Der 26-Jährige war auf dem Bonner Nordfriedhof beerdigt worden. Die Familie lebt seitdem in der Bundesstadt; nach GA-Informationen genießt sie subsidiären Schutz, muss aber regelmäßig ihren Aufenthaltsstatus verlängern lassen. In ihrem Übergangswohnheim soll es zu nicht lösbaren Nachbarschaftskonflikten gekommen sein. Daraufhin ordnete das Amt für Soziales und Wohnen wohl die Zwangsräumung zu Montagmittag an.

Die Familie hielt den Brief der Stadt für ein neues Wohnungsangebot

„Der Brief ist am 27. Oktober angekommen, aber er war auf deutsch und die Familie hat verstanden, dass sie am 15. November ins Stadthaus kommen soll, weil sie eine neue Wohnung erhält“, erzählte Lena Wiese von der NRW-weiten Initiative Amed Ahmad.

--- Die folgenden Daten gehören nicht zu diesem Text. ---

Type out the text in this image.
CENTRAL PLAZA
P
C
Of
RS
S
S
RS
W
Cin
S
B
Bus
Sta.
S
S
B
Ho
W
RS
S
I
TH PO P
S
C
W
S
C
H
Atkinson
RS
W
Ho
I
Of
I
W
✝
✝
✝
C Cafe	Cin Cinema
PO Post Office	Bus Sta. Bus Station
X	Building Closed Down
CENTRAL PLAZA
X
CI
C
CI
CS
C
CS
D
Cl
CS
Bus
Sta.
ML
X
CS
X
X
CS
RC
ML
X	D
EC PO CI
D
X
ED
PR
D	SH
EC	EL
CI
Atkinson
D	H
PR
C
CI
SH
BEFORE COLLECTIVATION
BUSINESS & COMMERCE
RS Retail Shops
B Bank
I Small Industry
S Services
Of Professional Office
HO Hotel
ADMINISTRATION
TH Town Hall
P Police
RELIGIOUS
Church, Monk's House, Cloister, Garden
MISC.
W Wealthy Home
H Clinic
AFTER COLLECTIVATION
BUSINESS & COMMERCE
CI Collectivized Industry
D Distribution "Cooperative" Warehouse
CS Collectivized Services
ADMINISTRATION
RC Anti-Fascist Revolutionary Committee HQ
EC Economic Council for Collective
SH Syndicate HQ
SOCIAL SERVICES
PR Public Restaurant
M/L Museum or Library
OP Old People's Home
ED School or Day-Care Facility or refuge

Diese hatte sich gegründet, um die Todesumstände aufzuklären und die Eltern in der Öffentlichkeit zu vertreten. Am vergangenen Freitag hätten eine Sozialarbeiterin und der Hausmeister bei Malek und Fadila Ahmad vorbeigeschaut, um auf die Zwangsräumung hinzuweisen – was die Bewohner aus allen Wolken fallen ließ.

Die OB sei daraufhin von verschiedenen Seiten angesprochen worden und habe die zuständige Familiendezernentin Carolin Krause informiert, so Andrea Schulte vom Presseamt: „In einem Gespräch der Dezernentin mit dem zuständigen Fachbereich wurden anschließend Lösungsmöglichkeiten besprochen und unter anderem entschieden, die Zwangsräumung zunächst für zwei Wochen auszusetzen.“ Laut Wiese hat der Anwalt der Familie inzwischen aber in einem Eilverfahren erfolgreich Einspruch gegen die Verfügung als solche eingelegt. Die Stadt Bonn will weiter nach einer Lösung suchen, „die allen Beteiligten gerecht wird“, so Schulte.